Эти опыты позволили сделать два вывода. С одной стороны, они доказали, что определенные представления могут быть содержанием психической жизни субъекта, могут определять его действия, фигурировать в процессах памяти без того, чтобы субъект их осознавал. Можно поэтому думать, что путешествие в Нанси оказалось для Фрейда важным этапом выработки им представления о бессознательном.
С другой стороны, показав, что можно устранить постгипнотическую амнезию путем одной только суггестии, Бернгейм доказал чисто психогенную природу этой амнезии. А поскольку последняя рассматривалась всегда как один из главных признаков гипнотического состояния, подтверждалось тем самым и представление Бернгейма об исключительно психологическом характере гипноза.
Однако, если допускается, что гипноз это не более, как определенная форма внушения, в чем же это внушение заключается? Фрейд многократно подчеркивал, что Бернгейм не смог по-настоящему определить психологический механизм гипноза и что тем самым гипноз объяснялся на основе фактов, которые сами требовали объяснения. Отсюда вытекало, что, хотя Бернгейм настаивал на психологическом характере гипноза, он, как и Шарко, оставался привязанным к существенно нейрофизиологической концепции психического функционирования. Внушение сводилось для него к определенному нервному механизму. Его позиция была более близка к позиции Шарко, чем это представлялось на первый взгляд. Расходясь в оценке важности роли, которую играет внушение, и Шарко, и Бернгейм оказывались в равной степени неспособными интерпретировать гипноз на языке чисто психологических категорий.
Открытие трансфера
Фрейд сам рассказал, как он пришел к пониманию либидинозного характера отношений, устанавливающихся в гипнозе. Однажды, когда он гипнотизировал одну из своих больных, последняя, пробудившись, бросилась ему на шею: "Я был достаточно трезв душевно, чтобы не объяснять этот поступок моей непреодолимой привлекательностью, и я полагал, что понял природу мистического фактора, скрытого за гипнозом. Чтобы его устранить или хотя бы изолировать, я должен был распроститься с гипнозом" [15, 40-41].
Мы показали в других работах [1; 4], как этот эпизод явился для Фрейда отправным пунктом в открытии трансфера. После того, как он отказался объяснить этот инцидент своей личной привлекательностью, он пришел к необходимости допустить существование третьей фигуры как промежуточной между врачом и пациентом. Это было начало "долгого пути", на котором он постепенно нисходил от актуальных желаний к инфантильной сексуальности, вплоть до наиболее ранних фаз формирования межперсональных отношений.

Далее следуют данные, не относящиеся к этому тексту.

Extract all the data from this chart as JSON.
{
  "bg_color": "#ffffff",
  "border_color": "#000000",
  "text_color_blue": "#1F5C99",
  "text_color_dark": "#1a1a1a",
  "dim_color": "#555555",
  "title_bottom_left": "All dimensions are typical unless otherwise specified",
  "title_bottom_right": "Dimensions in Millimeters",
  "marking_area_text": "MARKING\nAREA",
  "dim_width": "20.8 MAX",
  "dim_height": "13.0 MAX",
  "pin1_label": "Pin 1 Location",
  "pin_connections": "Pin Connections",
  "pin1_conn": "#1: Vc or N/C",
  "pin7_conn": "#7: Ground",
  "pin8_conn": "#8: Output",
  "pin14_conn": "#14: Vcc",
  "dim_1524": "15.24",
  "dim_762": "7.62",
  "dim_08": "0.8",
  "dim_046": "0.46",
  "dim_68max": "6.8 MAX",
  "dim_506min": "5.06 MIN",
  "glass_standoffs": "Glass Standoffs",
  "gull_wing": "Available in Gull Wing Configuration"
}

В результате становилось возможным понять механизм отношений, создающихся в гипнозе. Внушение, писал Фрейд, очень точно формулируя свою мысль, "это влияние, оказываемое на субъекта с помощью феноменов трансфера, которые он способен произвести" [9, 58]. Повышение степени внушаемости субъекта в условиях гипнотизации, его аффективная зависимость от гипнотизера находили, таким образом, свое объяснение в мощных отношениях трансфера, которые его связывали с гипнотизером. В "Трех очерках по проблеме сексуальности" Фрейд охарактеризует эти отношения как зафиксированность по мазохистскому типу ("Я не могу не вспомнить здесь доверчивое подчинение, которое обнаруживают гипнотизируемые в отношении гипнотизера. Оно заставляет меня предполагать, что существо гипноза заключается в неосознаваемой фиксации либидо на личности гипнотизера (посредством мазохистского компонента сексуального влечения)" [8, 171]). Он вновь вернется к этому вопросу в "Психологии масс и анализе Я", где он рассмотрит проблему гипноза детально [12, 138-141; 153-156; 174].
Он вновь подчеркивает подчиненность, пассивность, отказ от любой формы критики, которые характеризуют отношение гипнотизируемого к гипнотизеру и устанавливают сходство, существующее между гипнозом и наиболее идеализированной формой влюбленности. В обоих этих случаях, пишет он, объект замещает "идеал Я". Не входя в рассмотрение всей сложности фрейдовской метапсихологии, ограничимся напоминанием, что "идеал Я" является выражением интериоризации субъектом его идентификаций с родителями, особенно - его идентификации с отцом. "Идеал Я" можно определить как своеобразную высшую идентификацию, основная функция которой - служить опорой формирования унифицированного образа "Я", противостоящего, как целостность, множеству отдельных стремлений.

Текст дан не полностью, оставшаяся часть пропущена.